This is another one of those situations where I jotted down a shorthand note about a blog post and forgot what I meant. ‘Carrying on’ must have sounded good at the time and I swore I’d get to it quickly. I didn’t and now I’m in another awkward moment. Most people would trash it and do something else, but I always continue with the idea. Maybe I’ll get it right. So, what does carrying on mean?
- Loading items onto something.
- Continuing to push forward.
- Activity done by wayward sons.
As you can guess, I’m going to focus on #3 because that feels like where I would go considering my life lately. It’s been rough and I’ve been struggling to move ahead in various aspects of my life. Writing is a big one since I don’t have nearly as much time as I would like. It’s difficult to find a few minutes to focus and my weekends aren’t running that smoothly. Something always comes up, which adds more sadness and frustration to the author side of my personality. I fear there will be a day where the little bit of outlining I get done will no longer be enough. Going to be really crazy once the summer hits too, so we’ll see how much of me will be left.
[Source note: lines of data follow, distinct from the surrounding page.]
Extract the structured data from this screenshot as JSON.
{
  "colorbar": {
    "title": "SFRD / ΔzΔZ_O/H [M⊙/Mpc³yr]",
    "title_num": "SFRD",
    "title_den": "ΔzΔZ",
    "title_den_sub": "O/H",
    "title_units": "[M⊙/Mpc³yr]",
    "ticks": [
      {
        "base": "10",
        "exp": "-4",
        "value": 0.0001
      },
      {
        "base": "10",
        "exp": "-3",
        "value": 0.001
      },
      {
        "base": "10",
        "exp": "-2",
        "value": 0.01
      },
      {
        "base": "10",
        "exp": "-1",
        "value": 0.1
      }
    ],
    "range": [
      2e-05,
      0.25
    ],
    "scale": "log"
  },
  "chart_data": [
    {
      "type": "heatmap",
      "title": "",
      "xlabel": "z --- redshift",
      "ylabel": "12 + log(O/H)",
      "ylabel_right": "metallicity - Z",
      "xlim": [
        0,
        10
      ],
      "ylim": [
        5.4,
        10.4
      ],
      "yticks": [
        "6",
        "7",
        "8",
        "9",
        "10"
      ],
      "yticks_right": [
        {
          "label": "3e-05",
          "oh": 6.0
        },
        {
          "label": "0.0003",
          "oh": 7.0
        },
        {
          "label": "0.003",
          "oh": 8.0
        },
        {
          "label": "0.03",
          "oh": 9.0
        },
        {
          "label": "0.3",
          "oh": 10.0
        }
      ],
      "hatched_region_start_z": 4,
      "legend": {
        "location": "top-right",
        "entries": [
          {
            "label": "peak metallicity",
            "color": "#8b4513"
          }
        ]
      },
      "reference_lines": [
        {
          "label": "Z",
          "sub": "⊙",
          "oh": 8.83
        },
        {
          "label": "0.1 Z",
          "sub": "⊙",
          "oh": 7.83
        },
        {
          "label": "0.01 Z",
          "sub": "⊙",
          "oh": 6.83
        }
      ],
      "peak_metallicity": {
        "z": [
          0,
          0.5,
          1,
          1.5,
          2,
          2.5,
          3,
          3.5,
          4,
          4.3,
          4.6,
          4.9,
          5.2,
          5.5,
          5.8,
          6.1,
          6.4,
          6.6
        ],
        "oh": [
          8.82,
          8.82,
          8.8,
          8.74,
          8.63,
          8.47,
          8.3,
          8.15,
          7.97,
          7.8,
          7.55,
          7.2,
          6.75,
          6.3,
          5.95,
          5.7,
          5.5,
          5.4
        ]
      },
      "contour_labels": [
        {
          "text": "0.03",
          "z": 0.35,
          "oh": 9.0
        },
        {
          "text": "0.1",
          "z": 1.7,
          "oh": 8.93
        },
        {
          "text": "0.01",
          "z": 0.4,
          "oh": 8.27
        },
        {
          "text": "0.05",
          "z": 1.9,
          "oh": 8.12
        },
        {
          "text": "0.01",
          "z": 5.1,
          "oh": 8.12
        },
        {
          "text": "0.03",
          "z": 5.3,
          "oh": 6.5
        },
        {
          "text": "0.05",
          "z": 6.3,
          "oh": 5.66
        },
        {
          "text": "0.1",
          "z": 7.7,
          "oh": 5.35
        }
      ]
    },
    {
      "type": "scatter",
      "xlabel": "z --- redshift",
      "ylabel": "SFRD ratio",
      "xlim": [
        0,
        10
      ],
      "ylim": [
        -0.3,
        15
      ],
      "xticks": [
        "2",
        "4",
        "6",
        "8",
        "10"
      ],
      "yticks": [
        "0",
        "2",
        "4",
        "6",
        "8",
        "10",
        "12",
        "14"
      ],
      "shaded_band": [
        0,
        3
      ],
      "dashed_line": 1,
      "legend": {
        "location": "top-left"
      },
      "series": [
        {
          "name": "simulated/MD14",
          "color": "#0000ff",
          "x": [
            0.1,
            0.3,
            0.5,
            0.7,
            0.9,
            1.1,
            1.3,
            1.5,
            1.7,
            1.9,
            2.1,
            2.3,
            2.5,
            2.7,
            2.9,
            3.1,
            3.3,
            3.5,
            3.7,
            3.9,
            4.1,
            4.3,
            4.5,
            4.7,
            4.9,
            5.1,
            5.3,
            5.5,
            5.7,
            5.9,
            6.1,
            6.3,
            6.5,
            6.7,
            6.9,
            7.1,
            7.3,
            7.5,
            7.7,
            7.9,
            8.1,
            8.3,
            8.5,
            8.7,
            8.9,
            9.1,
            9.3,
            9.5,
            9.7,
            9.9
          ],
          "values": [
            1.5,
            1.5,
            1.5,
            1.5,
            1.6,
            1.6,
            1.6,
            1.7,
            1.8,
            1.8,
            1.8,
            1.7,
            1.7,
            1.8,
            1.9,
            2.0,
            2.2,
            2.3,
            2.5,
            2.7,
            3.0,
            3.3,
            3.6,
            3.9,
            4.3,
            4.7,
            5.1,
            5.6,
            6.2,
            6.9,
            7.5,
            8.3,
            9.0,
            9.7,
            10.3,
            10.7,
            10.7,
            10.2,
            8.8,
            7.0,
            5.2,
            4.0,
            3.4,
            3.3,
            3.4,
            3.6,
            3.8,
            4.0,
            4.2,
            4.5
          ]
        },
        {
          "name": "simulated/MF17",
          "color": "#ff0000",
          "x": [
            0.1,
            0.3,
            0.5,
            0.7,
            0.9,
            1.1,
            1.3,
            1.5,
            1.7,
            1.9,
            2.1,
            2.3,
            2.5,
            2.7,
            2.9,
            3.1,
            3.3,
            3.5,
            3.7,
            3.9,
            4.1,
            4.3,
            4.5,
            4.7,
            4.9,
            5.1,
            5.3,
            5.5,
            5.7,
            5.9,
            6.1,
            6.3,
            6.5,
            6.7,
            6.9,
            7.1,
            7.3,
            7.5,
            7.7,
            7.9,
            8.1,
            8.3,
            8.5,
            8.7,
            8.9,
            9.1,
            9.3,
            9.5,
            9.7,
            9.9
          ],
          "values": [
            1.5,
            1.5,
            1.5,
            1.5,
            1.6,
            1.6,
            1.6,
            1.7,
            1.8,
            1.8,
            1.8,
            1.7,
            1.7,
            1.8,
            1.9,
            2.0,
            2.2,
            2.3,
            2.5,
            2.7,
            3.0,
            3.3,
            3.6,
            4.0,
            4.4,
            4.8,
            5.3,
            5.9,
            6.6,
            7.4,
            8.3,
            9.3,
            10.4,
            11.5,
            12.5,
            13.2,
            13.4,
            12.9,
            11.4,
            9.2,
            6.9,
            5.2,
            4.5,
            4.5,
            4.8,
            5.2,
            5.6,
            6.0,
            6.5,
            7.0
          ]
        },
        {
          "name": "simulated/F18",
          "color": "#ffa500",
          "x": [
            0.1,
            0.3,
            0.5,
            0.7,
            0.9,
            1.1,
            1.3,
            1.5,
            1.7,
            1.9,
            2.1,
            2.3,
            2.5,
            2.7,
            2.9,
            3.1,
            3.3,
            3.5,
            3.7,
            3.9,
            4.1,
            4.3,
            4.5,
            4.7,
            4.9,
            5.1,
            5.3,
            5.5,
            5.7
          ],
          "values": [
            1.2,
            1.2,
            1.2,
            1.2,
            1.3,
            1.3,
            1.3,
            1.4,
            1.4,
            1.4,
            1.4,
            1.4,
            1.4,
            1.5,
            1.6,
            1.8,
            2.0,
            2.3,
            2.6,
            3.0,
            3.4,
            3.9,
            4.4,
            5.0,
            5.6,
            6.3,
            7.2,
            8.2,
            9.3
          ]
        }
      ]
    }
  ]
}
It’s funny because I spent 10 post-college years only outlining and editing the same 1-3 books. You would think I’d have a way to carry on in that fashion once more. Yet, I learned at the end of that period that you aren’t going to get anywhere if you sit and wait for someone. I tried to control my path with self-publishing and this blog, which gave me more author success in 5 years than I ever had in the previous 19-20. I’m going back to high school there. It’s really hard to put the genie back in the bottle and throw the thing under the bed. Keep thinking that I missed a key element in getting to the next stage, but I know I can’t put all my time into it now. My focus is on my job and my son. Of course, this makes me feel that I squandered my indie author time.
The thing with finding the strength to carry on is that it is both powerful and fragile. It can propel you forward even if it’s a different path. Yet, it can be lost or hampered the instant you look backwards. This can be either by your own actions or somebody simply asking how the old stuff is doing. I think of it like climbing a very high cliff and you’re told to not look down. Just don’t do it even though everyone does. It really isn’t easy to carry on after feeling like you’ve lost so much.
What do you think about carrying on? Any advice on how to do it?